No one is asking for doctors to be clairvoyant. Just that they do basic communication of what they know, when they know, to whatever extent possible.
Obviously, there could be cases where a patient is under anesthesia, they find something genuinely unexpected, whatever. I think a simple rule for this is to just follow normal informed consent principles. If you'd be comfortable proceeding without getting specific informed consent for the medical costs/benefits, then you probably don't need to give them a price, either.
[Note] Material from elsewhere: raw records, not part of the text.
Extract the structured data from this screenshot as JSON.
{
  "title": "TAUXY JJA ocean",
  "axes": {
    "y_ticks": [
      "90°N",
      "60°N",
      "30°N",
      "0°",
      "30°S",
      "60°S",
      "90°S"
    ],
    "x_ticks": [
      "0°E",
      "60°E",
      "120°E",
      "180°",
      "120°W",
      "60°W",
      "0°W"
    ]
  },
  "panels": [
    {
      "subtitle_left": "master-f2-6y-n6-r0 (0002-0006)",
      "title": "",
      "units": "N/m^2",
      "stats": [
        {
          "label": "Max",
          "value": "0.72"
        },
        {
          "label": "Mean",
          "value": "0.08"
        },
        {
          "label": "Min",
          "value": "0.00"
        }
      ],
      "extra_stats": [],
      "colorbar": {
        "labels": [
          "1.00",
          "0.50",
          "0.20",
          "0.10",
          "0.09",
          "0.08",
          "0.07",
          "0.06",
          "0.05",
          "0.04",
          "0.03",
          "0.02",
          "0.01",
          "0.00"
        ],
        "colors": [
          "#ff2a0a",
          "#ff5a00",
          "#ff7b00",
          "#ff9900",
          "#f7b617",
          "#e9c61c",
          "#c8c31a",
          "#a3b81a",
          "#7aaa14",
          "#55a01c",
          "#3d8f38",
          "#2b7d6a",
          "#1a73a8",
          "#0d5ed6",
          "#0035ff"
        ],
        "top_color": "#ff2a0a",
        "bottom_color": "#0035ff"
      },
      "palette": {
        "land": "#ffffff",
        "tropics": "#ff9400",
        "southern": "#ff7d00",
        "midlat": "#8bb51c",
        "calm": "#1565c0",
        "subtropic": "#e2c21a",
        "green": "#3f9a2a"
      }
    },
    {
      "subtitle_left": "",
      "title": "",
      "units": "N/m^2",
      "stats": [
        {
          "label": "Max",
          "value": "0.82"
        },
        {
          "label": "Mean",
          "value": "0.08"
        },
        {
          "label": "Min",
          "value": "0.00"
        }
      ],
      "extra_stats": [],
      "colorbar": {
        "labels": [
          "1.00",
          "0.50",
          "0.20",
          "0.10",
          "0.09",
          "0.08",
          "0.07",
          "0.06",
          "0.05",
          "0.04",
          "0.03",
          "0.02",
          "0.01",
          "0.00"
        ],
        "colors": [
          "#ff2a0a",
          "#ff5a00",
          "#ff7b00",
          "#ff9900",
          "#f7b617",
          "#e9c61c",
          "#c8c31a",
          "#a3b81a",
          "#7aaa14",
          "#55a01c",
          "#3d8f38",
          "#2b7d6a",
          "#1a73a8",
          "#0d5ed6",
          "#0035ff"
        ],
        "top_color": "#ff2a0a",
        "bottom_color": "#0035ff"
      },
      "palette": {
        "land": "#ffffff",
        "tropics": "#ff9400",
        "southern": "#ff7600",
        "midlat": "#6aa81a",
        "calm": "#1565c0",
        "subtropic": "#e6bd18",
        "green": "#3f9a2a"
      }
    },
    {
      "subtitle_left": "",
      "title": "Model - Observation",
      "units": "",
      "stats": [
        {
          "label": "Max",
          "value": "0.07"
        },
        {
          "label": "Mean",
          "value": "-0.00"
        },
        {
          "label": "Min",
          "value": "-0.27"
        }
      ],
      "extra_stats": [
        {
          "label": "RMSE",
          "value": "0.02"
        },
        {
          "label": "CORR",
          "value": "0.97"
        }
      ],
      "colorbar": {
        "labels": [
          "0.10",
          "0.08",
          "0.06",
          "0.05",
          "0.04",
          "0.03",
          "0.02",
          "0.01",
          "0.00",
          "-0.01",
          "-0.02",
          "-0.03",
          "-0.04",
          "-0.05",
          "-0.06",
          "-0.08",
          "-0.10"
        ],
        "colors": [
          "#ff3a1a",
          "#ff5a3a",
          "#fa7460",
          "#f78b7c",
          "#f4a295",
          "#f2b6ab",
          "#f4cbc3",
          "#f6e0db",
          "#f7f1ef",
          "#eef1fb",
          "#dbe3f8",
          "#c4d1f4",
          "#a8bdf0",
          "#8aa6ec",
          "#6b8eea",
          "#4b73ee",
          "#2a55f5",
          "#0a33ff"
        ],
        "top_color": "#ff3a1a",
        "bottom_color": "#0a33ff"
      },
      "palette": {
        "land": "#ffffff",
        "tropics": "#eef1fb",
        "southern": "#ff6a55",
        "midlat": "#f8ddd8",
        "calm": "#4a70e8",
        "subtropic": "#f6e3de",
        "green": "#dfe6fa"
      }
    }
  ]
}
But to use an example based on what one of the doctors here said before, he said that they might know that a surgery typically costs $X, but 1% of the time there's a thing that makes it cost $[Stupid]x[X]. Simple: you know this, so just communicate it to the patient. Sure, it's probably not going to change much in that particular case, but at least they've gotten a heads up that there's about a 1% chance that they'll wake up on the hook for their entire OOPM. [EDIT: I'm pretty sure this is concordant with medical informed consent procedures. If you know there's a 1% chance that there will be a major shift in what you're going to do in a surgery, I'm pretty sure you're kinda supposed to tell the patient, "Hey, so this is a small chance, but it is known to be about a 1% chance."]
It's honestly just basic human decency in business practice.
If you know the rate of the complication and the cost change then a simple financial insurance product could normalize that cost.